Scottish distribution and aviation business

John Menzies Ltd. is an aviation services business providing aircraft ground handling services, through its subsidiary Menzies Aviation Ltd. The company also provides air cargo services through its subsidiary Air Menzies International. The company is based in Edinburgh, Scotland.

On 4 August 2022, Agility Logistics acquired the company and announced that it would begin to integrate its operations with its National Aviation Services subsidiary, and rebrand the combined business as Menzies Aviation.

==History==

Former John Menzies logo

The company was founded by a bookseller, John Menzies, with his first shop in Princes Street, Edinburgh, in 1833. (Note: Menzies died at his townhouse, 3 Grosvenor Crescent in Edinburgh's West End, and was buried in Warriston Cemetery, on the north side of the city.) In 1941, the company's branch in Greenock was destroyed in the Greenock Blitz.
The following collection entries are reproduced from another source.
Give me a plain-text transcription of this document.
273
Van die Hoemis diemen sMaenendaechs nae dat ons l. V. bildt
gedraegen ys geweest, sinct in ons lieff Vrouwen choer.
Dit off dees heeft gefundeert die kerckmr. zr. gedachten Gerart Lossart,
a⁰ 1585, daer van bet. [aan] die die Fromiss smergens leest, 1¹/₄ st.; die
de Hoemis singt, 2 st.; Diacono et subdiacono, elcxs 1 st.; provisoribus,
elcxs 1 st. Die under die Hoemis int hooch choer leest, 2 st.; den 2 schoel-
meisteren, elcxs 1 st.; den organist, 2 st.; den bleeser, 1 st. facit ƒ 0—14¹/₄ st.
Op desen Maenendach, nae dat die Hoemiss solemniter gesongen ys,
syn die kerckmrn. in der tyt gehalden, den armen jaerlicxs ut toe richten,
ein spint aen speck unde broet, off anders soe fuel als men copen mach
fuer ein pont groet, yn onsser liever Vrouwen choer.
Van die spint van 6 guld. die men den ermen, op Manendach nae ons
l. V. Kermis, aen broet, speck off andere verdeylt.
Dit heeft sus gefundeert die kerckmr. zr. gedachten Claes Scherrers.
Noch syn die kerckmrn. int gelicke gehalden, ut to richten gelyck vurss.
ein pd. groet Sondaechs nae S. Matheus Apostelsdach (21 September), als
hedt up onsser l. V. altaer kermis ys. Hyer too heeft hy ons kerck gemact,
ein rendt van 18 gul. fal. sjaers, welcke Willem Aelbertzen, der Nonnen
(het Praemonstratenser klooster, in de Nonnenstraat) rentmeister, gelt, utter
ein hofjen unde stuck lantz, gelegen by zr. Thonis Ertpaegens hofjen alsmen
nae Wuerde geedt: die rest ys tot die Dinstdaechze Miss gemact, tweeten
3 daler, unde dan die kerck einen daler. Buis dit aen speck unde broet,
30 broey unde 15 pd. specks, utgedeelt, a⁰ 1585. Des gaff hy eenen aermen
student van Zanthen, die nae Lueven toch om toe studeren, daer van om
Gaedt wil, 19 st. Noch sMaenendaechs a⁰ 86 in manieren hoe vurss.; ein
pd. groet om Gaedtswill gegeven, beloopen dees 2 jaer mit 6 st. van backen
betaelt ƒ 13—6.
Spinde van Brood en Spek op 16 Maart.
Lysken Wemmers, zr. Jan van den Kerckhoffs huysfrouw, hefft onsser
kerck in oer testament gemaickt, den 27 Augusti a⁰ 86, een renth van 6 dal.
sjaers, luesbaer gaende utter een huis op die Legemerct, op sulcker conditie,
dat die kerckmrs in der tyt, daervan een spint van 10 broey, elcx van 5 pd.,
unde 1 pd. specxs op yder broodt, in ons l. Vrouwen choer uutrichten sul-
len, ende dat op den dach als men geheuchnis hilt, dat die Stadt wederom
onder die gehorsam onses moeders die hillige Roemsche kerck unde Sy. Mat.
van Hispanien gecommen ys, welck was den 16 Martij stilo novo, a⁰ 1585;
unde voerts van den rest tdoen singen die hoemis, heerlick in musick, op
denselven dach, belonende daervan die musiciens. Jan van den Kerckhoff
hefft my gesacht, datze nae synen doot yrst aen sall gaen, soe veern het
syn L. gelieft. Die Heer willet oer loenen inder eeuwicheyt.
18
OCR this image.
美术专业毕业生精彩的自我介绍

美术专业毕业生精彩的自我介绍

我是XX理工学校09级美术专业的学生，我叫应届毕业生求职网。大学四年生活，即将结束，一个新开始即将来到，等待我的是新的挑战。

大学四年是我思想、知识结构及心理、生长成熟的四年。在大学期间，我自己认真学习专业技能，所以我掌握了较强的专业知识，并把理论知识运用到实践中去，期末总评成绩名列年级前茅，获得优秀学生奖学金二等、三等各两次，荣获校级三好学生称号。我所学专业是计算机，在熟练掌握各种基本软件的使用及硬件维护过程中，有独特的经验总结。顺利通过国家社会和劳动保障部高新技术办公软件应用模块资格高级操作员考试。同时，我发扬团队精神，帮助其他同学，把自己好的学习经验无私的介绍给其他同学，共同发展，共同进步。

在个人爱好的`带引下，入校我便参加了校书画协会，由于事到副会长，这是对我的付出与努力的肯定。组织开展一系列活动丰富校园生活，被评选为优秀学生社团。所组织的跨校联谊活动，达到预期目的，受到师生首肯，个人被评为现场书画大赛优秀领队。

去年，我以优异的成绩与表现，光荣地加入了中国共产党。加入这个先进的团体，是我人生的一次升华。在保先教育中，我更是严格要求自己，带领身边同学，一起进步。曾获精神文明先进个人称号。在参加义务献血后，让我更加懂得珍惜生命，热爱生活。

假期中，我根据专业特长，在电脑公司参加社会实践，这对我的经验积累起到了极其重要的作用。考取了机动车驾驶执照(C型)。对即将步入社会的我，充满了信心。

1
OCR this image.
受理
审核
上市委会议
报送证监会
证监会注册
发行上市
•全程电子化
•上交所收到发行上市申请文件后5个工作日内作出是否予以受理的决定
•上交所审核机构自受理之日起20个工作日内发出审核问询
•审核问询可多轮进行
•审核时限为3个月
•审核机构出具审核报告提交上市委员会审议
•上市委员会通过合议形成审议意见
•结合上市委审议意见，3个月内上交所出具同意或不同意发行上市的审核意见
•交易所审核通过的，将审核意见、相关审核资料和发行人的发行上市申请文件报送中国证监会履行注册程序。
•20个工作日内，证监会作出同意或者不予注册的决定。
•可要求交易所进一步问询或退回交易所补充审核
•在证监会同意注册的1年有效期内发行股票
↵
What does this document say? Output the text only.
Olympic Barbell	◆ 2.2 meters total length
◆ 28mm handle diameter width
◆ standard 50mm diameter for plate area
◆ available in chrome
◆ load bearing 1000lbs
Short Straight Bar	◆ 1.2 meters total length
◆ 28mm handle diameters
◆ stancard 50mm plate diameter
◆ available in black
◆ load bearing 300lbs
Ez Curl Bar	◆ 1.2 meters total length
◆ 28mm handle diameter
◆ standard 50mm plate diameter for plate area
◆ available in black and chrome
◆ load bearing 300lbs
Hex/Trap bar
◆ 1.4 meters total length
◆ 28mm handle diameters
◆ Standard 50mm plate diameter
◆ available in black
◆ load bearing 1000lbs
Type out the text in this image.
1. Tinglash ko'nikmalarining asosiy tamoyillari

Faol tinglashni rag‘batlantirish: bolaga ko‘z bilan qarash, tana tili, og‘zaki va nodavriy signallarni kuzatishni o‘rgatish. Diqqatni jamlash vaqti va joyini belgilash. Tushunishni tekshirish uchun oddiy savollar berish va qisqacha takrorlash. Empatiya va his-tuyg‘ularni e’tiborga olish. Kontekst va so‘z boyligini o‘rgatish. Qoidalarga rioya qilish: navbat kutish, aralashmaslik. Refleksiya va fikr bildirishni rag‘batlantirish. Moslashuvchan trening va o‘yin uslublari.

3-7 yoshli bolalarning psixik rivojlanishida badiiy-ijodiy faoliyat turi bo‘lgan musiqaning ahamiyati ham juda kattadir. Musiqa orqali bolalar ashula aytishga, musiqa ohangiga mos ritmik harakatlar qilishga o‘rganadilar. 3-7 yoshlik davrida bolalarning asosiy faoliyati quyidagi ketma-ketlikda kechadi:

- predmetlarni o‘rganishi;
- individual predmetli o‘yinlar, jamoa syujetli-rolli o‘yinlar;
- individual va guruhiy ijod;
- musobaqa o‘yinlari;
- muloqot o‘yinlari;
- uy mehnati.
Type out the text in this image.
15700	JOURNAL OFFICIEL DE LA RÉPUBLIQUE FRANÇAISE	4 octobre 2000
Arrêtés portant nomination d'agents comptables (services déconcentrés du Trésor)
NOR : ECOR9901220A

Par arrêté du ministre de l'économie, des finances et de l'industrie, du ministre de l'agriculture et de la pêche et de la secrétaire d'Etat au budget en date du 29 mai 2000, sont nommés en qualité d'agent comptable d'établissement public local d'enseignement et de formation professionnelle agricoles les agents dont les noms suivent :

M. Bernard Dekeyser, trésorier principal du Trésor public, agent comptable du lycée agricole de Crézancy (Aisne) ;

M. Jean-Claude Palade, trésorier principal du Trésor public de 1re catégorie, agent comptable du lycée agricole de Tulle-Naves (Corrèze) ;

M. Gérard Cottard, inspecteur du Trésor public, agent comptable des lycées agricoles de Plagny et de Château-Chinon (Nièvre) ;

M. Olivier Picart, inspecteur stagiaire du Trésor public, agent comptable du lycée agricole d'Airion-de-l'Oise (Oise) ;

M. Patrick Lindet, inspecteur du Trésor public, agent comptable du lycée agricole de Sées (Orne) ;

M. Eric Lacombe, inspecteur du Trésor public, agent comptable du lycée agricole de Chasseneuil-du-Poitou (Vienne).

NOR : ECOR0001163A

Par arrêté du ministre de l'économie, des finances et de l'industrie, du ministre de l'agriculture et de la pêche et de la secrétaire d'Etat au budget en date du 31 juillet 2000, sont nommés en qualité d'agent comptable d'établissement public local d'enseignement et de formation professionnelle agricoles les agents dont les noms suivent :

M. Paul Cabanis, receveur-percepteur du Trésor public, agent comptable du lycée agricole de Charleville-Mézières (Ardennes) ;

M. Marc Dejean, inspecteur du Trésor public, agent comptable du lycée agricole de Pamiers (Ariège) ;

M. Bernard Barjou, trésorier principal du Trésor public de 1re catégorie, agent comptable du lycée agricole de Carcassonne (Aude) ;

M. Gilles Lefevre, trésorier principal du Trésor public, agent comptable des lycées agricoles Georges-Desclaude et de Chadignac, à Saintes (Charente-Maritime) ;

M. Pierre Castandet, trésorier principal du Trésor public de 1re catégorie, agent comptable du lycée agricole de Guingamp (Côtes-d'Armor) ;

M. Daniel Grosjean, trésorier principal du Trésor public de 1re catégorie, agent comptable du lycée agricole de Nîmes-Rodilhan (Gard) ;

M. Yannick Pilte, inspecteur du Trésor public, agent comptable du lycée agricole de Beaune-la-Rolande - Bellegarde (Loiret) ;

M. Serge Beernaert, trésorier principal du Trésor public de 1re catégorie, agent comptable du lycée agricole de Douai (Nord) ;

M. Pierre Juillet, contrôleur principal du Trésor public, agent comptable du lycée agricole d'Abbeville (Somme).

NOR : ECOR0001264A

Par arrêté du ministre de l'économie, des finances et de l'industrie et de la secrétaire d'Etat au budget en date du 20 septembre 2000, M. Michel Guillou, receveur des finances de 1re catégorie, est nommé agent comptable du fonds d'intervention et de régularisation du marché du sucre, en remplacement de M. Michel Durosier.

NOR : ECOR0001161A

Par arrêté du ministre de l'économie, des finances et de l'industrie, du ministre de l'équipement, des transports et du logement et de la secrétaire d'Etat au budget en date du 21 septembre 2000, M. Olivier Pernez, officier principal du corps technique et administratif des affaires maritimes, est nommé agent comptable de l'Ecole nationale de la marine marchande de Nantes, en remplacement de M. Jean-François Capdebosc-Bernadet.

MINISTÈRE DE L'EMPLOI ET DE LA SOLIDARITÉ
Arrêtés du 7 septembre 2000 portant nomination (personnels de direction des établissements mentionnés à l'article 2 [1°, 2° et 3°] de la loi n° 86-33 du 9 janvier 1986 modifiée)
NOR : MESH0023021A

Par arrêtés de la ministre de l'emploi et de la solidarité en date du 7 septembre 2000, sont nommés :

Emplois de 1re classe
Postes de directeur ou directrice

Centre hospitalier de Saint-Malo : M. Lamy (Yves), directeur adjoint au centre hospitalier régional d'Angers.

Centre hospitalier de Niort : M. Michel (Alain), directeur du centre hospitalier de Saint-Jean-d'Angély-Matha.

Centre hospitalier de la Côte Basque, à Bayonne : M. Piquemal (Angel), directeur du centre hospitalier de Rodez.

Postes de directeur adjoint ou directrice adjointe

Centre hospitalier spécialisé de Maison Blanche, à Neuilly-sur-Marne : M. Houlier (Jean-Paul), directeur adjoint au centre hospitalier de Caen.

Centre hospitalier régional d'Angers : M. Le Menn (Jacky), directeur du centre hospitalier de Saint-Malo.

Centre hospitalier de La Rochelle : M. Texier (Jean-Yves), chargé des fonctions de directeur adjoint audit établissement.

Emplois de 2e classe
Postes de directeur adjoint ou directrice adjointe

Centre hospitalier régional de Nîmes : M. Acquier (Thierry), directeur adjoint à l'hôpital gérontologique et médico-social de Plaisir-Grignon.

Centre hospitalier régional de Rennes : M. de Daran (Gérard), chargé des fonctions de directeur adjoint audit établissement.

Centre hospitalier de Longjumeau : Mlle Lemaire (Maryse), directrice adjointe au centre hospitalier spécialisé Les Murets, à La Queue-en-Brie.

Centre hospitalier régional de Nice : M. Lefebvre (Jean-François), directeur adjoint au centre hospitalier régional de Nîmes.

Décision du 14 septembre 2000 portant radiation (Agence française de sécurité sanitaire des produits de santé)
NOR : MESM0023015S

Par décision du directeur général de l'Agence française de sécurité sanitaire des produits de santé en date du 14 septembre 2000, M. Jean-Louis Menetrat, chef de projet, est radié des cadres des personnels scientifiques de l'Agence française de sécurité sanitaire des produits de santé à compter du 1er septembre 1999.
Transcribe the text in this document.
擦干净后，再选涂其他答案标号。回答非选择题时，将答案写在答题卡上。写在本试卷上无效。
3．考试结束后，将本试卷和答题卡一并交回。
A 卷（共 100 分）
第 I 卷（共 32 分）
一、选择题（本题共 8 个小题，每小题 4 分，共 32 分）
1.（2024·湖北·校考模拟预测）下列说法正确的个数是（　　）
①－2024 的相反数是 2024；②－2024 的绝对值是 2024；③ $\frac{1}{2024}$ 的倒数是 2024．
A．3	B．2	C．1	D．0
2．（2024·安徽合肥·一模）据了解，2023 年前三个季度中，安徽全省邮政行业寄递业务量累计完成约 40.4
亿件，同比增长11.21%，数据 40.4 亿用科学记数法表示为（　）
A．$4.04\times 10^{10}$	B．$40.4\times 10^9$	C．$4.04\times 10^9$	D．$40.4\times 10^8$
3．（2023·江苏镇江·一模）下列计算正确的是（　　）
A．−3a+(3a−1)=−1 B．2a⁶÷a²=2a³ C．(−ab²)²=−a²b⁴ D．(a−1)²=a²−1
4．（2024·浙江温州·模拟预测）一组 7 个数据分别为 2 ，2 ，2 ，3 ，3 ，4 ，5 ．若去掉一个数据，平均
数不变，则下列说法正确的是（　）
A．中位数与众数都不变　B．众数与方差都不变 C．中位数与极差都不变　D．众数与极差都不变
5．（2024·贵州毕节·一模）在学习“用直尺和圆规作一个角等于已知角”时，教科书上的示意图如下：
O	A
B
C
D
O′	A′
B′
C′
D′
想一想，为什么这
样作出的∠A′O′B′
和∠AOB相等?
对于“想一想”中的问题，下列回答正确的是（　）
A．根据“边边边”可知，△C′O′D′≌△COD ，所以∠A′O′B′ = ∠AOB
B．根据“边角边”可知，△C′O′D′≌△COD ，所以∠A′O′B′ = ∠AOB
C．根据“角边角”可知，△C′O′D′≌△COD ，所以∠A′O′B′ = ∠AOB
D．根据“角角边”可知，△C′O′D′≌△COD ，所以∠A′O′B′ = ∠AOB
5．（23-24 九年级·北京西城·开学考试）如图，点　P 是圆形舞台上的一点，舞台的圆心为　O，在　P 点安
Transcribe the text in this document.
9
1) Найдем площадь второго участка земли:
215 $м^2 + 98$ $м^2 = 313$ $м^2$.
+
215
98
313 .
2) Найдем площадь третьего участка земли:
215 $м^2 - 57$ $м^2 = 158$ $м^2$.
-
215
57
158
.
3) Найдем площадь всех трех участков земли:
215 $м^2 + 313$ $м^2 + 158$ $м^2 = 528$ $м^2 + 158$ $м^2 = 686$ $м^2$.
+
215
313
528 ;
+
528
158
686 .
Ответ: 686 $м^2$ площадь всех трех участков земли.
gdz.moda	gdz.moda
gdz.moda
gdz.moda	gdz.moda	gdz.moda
In 1948, John Menzies opened their first bookstall at Turnhouse Airport in Edinburgh. Menzies bookshops and newsagents spread across the United Kingdom, often located at railway stations. The company acquired other operators such as Wyman & Sons in 1959 and got listed on the London Stock Exchange in October 1962.

In 1976, building on the company's expertise in distributing large quantities of newspapers, Air Menzies International (AMI) was established to provide wholesale Airfreight and Express services exclusively to forwarders, customs brokers, packaging and courier agents only. The first move into what would become Menzies core business began in 1987, with the acquisition of the Scan International Group and Cargosave handling companies. In 1993 Air Menzies International (AMI) was acquired. Its operation at Heathrow Airport began with the acquisition of Concorde Express Transport in 1995.

In January 1998, the company closed its principal branch in Edinburgh, although the head office continued to occupy the building. The whole retail operation was sold to WHSmith in May 1998, to enable Menzies to concentrate on its distribution business.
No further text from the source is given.